Tuesday, December 17, 2013

Getting Documented

Migrating back  to Korea has given me firsthand experience with going through the documentation process. Because, even though I was born here, I am treated legally as a foreigner.  Just like in the US.

When I first arrived in Korea, I only had a tourist visa. I had to wait about a month to get my work visa. Without the work visa (or another valid resident visa) I was unable to get most things done. Foreigners in Korea need an Alien Registration Card (ARC). You can’t get one without a visa. Without the ARC I couldn’t get a cell phone. I couldn’t open a bank account. Because I didn’t have a phone, I couldn’t get anything delivered because the apartment building I lived in at that time had no door buzzer/intercom system (delivery men telephone recipients to open the door). I broke the cheap chair my apartment came with, but I couldn’t buy a new one at the first two stores I went to because they only display chairs. Then they order them for delivery to your house. I could use my US-issued credit card or ATM card to get cash, but I couldn’t get a credit card that would work with the Korean websites (and then there was the delivery issue again.)

Things are different in the US. There you can open bank accounts with a foreign passport and proof of address, like a bill. You can buy a phone and get an account without a bank account, credit card, or even ID. It’s not so difficult to spend money in the US.

All this and I should have an F4 visa which is for overseas Koreans. You have to prove that you gave up your Korean citizenship by showing an original naturalization certificate. When I left my adopter’s house back when I was 18, I didn’t take my certificate. I have a US Passport, which in my ignorable opinion, proves my US citizenship, but the government of the Republic of Korea doesn’t seem to agree with that logic.

Before I left the US (even before I got a job offer in ROK) I started the procedure to get a replacement certificate. I had no information about it. No certificate number, no date of issuance; I didn’t know which court swore me. I made an appointment at a USCIS service center in Suffolk County, NY. It would have been a 2-3 hour trip by subway, commuter train, and taxi, to ask what my “A” number was. That’s the file number that identifies you with USCIS, or their processor INS. I kept trying and got another appointment just 15 minutes away by subway. The agent there jotted it down on a notepad slip and handed my TWO A numbers to me. Plus the date that was on my naturalization certificate: 01/00/1980. Yes, that’s right January 00. Do you remember where you were on January 0, 1980?

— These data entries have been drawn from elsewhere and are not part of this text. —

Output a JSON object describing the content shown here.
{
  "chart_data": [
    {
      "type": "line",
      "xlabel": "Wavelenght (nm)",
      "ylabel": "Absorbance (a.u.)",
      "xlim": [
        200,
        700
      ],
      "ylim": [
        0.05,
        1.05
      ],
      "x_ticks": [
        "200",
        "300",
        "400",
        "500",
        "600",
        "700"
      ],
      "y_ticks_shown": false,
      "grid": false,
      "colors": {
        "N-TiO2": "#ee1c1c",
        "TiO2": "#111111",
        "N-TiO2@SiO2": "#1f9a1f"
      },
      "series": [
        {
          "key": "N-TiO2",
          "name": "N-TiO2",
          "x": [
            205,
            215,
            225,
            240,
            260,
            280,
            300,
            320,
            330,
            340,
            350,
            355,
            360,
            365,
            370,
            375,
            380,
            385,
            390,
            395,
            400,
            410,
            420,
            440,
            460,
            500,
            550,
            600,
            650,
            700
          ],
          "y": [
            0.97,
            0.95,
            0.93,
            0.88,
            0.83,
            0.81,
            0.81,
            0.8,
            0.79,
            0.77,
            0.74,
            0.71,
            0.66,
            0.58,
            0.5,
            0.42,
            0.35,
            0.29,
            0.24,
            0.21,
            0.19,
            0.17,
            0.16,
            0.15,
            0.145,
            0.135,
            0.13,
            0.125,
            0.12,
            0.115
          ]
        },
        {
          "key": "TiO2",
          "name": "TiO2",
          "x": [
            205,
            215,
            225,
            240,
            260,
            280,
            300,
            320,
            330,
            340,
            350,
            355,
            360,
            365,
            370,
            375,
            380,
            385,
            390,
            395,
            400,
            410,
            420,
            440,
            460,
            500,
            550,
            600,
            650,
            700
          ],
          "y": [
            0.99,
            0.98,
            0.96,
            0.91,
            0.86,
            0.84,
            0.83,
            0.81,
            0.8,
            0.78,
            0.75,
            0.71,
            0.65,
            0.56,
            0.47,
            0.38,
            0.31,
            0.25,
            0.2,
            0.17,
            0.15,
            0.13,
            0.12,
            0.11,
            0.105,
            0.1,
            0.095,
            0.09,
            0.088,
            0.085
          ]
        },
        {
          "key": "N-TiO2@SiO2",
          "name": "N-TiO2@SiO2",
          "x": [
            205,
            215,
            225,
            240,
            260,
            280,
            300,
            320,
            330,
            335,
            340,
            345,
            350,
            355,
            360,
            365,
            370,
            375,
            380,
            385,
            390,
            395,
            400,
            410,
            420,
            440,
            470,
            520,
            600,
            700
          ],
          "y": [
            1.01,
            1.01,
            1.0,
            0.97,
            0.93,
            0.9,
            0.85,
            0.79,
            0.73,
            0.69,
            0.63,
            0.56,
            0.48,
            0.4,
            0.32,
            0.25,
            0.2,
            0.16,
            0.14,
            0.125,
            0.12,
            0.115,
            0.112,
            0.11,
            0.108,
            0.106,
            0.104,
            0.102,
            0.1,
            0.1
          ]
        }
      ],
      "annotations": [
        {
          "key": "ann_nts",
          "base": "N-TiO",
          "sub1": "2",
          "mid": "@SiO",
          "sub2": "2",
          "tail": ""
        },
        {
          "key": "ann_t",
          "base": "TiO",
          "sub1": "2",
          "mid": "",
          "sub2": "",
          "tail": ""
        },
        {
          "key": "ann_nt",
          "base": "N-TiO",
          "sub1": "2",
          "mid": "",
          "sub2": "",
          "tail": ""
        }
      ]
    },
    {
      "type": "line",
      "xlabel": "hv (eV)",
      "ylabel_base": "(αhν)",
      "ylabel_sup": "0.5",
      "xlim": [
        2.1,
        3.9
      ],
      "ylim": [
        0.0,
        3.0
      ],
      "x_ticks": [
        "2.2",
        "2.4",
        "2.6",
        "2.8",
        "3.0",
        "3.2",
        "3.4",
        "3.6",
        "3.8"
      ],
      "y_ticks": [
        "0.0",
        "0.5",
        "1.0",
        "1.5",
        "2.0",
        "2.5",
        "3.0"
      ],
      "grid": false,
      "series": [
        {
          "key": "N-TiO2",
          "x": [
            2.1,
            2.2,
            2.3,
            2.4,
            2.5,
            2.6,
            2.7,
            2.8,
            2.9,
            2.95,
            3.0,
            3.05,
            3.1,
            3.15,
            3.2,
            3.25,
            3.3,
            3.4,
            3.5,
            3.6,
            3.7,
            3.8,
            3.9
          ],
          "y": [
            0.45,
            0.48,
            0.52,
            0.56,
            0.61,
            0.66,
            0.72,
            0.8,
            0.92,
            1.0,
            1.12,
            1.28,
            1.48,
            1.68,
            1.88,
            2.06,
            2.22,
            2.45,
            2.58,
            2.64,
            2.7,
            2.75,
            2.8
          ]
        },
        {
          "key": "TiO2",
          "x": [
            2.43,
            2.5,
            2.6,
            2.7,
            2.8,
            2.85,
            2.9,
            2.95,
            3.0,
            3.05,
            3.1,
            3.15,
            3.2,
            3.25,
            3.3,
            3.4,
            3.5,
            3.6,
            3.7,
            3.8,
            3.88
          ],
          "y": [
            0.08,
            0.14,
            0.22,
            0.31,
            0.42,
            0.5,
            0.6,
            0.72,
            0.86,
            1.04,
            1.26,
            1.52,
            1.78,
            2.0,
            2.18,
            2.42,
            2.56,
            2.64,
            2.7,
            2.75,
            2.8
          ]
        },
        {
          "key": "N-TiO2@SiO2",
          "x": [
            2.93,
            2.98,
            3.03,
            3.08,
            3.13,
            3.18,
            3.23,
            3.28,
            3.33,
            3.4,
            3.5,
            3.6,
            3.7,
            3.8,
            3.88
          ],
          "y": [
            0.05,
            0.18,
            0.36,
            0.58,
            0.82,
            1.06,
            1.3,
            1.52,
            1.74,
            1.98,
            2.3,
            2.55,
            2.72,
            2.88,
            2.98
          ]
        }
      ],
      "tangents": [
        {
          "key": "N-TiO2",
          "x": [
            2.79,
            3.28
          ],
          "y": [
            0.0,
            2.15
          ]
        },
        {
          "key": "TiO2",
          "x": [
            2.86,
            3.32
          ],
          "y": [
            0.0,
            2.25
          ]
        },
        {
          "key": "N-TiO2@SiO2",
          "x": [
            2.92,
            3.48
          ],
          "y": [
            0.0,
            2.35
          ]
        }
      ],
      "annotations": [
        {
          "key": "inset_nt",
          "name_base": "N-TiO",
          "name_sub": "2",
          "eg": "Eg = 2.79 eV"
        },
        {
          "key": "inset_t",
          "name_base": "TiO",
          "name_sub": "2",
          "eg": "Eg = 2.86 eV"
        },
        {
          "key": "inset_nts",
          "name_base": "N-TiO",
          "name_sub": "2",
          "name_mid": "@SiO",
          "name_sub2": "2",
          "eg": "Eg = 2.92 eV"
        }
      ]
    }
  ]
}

I sent them the form and payment $345 and passport photos for the new certificate. They sent me a receipt for it and then I moved to Korea. I changed my address with them before I left. My friend who would be receiving the mail from them got a notice that I changed my address. Then I got a notice that they needed further documentation from me. I receive this notification via email. I didn’t know what kind of documentation they wanted. I waited. And waited. And called. And waited. They re-issued the letter and re-sent it. My friend received the letter, finally. They had sent the first letter to my address in New York after I received the change of address acknowledgement. Hrmph! They wanted proof that my name changed legally and they needed it 80 days after the first letter was issued. That gave me two weeks to get my marriage certificate, or an official copy, to them. Since I didn’t know how to get an official copy from Brooklyn to Korea to send to Texas, I just sent the original one to them via Korean express post and my Maine friend and USPS first class mail.

They acknowledged receipt and issued the decision that they will re-issue the certificate. I’m still waiting for the certificate. Hopefully in January 2014 I can apply for an F4 visa. To be continued…

PS People who were adopted away from the ROK can reclaim their citizenship, but that has advantages and disadvantages, particularly for adoptees. I probably will not be getting dual citizenship after getting an F4.